Electrical - Turing Machine

This diagram gives an overview of how the various electrical components are connected within the machine. Major components include the Arduino UNO R3, the Adafruit Motor Shield v2 and the computer. All the actuators (motors, servos, stepper) are connected to the Motor Shield and interface with the Arduino UNO so that they can be controlled. The computer is connected to both the ESP32 and the Arduino UNO so that new sketches can be easily uploaded and to allow for serial communication between the two microcontrollers.

Two power supplies are used, both 5V. One is used to power the Arduino and the DC and stepper motors while the second is used to power the servos and LCD panel. We chose to do this because servos connected to the Motor Shield are powered through the Arduino’s onboard power supply and powering three servos and/or the LCD panel off of it would overwhelm it and lead to unexpected restarts.

Controlling the motors is an important task for this machine, and it all happens on an Arduino UNO. The entire framework and codebase for state transition and critical operations on the Turing Machine are all executed using the Arduino. Arduino UNOs have a wide range of motors drivers that are compatible and have great documentation and support.

• Learn more about Arduino UNO

An ESP32-Cam has the computing power of an ESP32 but with a camera module. This microcontroller is the heart of the symbol recognition system and is powered by being plugged into a computer.

• Learn more about ESP32-Cam

The AdaFruit Motor Shield v2 has the ability to control and power steppers, DC motors and servos, and stacks on an Arduino UNO. Using the Motor Shield prevents the need for several different driver boards and power management for the motors.
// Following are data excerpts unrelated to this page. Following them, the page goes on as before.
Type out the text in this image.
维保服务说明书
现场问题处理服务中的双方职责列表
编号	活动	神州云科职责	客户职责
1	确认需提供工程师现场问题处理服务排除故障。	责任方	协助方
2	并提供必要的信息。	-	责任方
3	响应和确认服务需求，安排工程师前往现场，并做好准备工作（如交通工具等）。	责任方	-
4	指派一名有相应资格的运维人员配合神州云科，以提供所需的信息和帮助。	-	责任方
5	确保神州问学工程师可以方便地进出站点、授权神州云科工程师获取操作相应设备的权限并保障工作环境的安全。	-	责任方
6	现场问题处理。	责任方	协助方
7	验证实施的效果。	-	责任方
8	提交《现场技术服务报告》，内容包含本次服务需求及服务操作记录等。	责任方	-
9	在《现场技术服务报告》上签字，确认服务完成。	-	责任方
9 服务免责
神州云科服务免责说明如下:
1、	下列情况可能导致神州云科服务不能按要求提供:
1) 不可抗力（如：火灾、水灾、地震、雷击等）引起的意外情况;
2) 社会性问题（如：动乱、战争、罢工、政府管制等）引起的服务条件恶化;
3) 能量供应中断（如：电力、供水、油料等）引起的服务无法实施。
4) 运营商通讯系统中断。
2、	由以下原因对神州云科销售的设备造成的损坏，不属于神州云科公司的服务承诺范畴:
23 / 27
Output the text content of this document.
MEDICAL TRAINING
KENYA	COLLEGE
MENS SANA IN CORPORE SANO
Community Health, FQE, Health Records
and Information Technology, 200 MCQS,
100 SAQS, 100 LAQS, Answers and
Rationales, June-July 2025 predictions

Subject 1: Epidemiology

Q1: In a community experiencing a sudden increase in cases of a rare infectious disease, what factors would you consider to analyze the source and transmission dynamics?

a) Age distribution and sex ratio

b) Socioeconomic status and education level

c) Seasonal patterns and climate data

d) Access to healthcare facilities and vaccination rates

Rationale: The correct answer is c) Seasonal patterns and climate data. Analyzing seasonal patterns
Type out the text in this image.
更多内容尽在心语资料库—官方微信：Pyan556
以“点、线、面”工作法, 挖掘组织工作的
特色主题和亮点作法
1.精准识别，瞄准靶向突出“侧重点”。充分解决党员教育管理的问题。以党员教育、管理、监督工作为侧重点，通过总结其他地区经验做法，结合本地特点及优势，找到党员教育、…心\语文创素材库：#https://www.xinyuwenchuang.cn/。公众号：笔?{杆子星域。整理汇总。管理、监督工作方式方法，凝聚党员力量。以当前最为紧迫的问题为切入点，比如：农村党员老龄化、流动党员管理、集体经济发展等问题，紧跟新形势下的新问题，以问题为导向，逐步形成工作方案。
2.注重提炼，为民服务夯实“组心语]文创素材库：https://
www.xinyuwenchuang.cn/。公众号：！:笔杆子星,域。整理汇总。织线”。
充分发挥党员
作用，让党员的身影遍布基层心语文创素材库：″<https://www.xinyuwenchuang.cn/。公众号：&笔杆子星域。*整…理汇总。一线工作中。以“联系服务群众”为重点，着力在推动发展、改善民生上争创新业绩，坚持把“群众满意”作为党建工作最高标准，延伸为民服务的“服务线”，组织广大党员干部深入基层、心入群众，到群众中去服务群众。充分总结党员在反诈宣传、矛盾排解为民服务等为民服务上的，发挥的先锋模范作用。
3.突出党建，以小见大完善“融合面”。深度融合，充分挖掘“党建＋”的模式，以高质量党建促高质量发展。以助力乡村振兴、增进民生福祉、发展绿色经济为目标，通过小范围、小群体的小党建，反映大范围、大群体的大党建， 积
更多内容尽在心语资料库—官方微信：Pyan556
• Learn more about the Motor Shield

This schematic is a wiring-level representation of how motors and components are wired to the motor shield.

DC motors were used for the coarse control of the film movement. These motors unwind the tape from the spools to provide some slack for the fine control of the tape. These motors are controlled and powered by an AdaFruit Motor Shield v2.

A Nema 17 bipolar stepper motor controls the fine movement of the tape. This stepper has 1.8-degree step intervals and a total of 200 steps. The machine takes advantage of the small step intervals to move the tape in small amounts for smoother writing. This motor is controlled and powered by an AdaFruit Motor Shield v2.

Servos control the vertical and horizontal motion of the marker. One actuates the use of the marker by lifting it up and down while the second servo moves the marker across the tape. This setup is optimized for drawing straight lines that are either directly parallel or perpendicular to the tape.

Actuating the tape is used for drawing symbols in coordination with the servos on the writing head. Lines parallel to the tape are created by actuating the marker downward and then moving the tape backward for forward motion. This utilized the fine movement of the tape actuation system.

The eraser head is actuated using a servo. In the un-actuated position, the eraser head is held above the tape by using the servos, and then when erasing needs to start, the servos lowers the eraser head down to touch the tape.

Once the eraser head has been actuated and is touching the tape, a DC motor starts spinning the eraser so that there is more surface to erase any symbols.

Once the eraser head is actuated and the eraser is spinning, the tape is moved across the eraser to erase any symbols on the tape. Using the tape actuation system allows for fine control of what parts of the tape come into contact with the eraser.